La comtesse Hélène de Portes...ou des ragots qui sévissent en histoire…
Par Daniel Laurent

Née Hélène Rebuffel en 1902, fille d’un polytechnicien patron de chantier naval marseillais, épouse séparée du comte Henri de Portes 1, la comtesse est généralement présentée comme la « maitresse » de Paul Reynaud et aurait été son « égérie » aux néfastes influences en particulier durant les heures difficiles de mai-juin 1940, le poussant au défaitisme..

On trouve ainsi, toujours de nos jours, ce genre de littérature :

« 16 juin 1940. La France est en guerre et la situation des armées, désespérée. Le gouvernement s'installe à Bordeaux. Paul Reynaud, président du Conseil, loge sa maîtresse, la comtesse Hélène de Portes, dans un somptueux appartement qu'elle entreprend de redécorer.
Paul Reynaud est veuf. On le dit très épris de Mme de Portes. Cependant, celle-ci souhaite l'armistice. Lui demeure, avec de Gaulle, qu'il a nommé sous-secrétaire d'Etat, favorable à la poursuite de la guerre, partisan d'une union franco-anglaise. Il prône en outre un regroupement provisoire de l'armée en Afrique du Nord. Rapidement, pourtant, Paul Reynaud changera d'avis. De Gaulle n'aura d'autre choix que l'envol vers Londres.

Beaucoup soupçonnent Paul Reynaud d'avoir cédé à l'influence de sa maîtresse. […] Certes, les 14 et 15 juin, alors que le gouvernement se trouvait encore à Tours, Reynaud et Churchill avaient déjà évoqué l'hypothèse d'une demande française d'armistice. C'est à Bordeaux que Paul Reynaud a fait véritablement volte-face. En accord avec l'opinion de Mme de Portes » 2

Même Charles de Gaulle abonde dans ce sens, déclarant : « C’était une dinde, comme toutes les femmes qui font de la politique ».3

Essayons de voir tout cela avec un peu d’objectivité et de recul.

Tout d’abord, dire d’Hélène de Portes qu’elle est la « maitresse » de Paul Reynaud est une muflerie. Elle est séparée de son premier mari, tout comme Paul Reynaud l’est de sa première épouse, et ils vivent une vie maritale sans tache dans un pays ou le divorce est légal depuis les années 1880. Tout porte à croire qu’ils se seraient mariés si la tourmente de 1939-40 puis le décès accidentel d’Hélène de Portes le 28 juin 1940 dans un accident de voiture ne l’avait retardé pour l’un puis empêché pour l’autre.

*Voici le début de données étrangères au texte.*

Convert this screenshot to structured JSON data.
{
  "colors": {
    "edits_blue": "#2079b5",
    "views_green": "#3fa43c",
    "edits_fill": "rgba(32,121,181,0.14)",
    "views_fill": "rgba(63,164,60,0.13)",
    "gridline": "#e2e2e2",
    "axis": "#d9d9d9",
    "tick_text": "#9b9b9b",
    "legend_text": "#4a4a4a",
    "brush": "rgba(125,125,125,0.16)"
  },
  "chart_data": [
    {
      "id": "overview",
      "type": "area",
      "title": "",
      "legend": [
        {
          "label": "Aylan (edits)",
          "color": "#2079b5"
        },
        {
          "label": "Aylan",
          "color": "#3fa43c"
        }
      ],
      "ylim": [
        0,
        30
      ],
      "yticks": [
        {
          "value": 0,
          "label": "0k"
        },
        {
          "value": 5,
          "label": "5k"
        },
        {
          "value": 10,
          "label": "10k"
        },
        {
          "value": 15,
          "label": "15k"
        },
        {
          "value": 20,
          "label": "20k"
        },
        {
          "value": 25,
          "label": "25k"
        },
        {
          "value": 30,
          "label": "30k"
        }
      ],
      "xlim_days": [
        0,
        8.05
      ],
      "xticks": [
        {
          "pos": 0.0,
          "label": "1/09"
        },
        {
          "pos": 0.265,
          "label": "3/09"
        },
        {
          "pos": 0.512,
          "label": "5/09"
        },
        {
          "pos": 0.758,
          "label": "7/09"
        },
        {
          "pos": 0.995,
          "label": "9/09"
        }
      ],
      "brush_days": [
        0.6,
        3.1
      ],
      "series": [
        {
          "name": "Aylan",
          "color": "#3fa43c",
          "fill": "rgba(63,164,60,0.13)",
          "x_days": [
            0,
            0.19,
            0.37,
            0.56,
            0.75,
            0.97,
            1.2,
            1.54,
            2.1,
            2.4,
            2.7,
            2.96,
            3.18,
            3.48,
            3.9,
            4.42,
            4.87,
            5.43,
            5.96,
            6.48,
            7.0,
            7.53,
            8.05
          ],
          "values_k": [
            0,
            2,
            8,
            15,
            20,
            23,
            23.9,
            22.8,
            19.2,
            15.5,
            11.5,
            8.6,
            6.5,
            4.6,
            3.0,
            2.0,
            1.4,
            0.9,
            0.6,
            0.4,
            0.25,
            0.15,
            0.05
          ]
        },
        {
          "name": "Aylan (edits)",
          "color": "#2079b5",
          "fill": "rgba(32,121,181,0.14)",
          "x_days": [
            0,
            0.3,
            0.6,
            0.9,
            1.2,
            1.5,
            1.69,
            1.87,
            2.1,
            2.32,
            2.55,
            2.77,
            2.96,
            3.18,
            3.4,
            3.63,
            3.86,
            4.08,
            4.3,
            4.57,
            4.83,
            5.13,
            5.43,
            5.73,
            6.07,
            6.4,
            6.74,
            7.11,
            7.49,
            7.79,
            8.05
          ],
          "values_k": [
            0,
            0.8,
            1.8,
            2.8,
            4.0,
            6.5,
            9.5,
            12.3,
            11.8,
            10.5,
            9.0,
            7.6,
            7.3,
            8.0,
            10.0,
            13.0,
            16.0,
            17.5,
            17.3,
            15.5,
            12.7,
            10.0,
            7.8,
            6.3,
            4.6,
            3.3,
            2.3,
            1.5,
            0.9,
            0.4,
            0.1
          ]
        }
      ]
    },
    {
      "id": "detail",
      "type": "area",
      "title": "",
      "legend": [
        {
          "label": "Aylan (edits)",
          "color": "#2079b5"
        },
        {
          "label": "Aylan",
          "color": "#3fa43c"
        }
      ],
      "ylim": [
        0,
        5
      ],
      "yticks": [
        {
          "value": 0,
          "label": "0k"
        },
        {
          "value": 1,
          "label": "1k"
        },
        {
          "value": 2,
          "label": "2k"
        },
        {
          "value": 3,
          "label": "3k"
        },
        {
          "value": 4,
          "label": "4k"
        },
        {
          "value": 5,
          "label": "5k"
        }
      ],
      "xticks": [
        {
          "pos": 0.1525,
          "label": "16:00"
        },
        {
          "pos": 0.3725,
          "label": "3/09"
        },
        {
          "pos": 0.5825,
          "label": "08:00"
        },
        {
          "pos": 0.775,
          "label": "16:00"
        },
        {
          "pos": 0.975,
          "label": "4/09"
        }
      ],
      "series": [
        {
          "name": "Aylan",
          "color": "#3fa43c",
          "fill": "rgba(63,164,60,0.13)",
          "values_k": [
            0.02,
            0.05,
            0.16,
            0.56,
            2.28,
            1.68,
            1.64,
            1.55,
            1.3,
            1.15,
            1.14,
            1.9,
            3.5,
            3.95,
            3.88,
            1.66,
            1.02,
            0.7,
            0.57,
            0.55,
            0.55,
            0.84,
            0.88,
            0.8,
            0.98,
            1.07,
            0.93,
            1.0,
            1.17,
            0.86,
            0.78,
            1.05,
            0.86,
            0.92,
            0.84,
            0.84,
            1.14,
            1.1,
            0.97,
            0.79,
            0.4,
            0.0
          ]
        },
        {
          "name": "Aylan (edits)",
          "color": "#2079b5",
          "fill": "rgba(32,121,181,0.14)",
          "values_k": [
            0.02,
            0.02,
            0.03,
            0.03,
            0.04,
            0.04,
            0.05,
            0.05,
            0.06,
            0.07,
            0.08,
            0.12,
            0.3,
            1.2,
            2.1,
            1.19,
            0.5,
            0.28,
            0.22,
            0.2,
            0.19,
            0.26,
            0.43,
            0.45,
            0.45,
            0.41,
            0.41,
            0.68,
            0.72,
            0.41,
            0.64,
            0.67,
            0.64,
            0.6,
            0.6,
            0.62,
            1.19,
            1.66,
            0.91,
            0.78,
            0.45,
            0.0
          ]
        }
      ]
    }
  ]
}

De plus, Mme de Portes n’avait pas du tout l’envergure nécessaire pour être une influente « égérie » :

« Cette dame était et reste victime, dans les gazettes, d’un fort préjugé sexiste. Il convient néanmoins de constater qu’elle était politiquement assez nulle, non seulement par son absence de formation, mais aussi de relations. Rien à voir avec l’égérie des salons, grande faiseuse et défaiseuse de carrières, qu’on nous présente » 4

Cette erreur qui consiste à attribuer à la comtesse un rôle supérieur à celui qu’elle a réellement exercé sur les décisions politiques de Reynaud tient à la fois des tendances misogynes qui prévalaient à l’époque et des tentatives d’expliquer l’inexplicable, à savoir l’irruption de Pétain et l’armistice de juin 1940.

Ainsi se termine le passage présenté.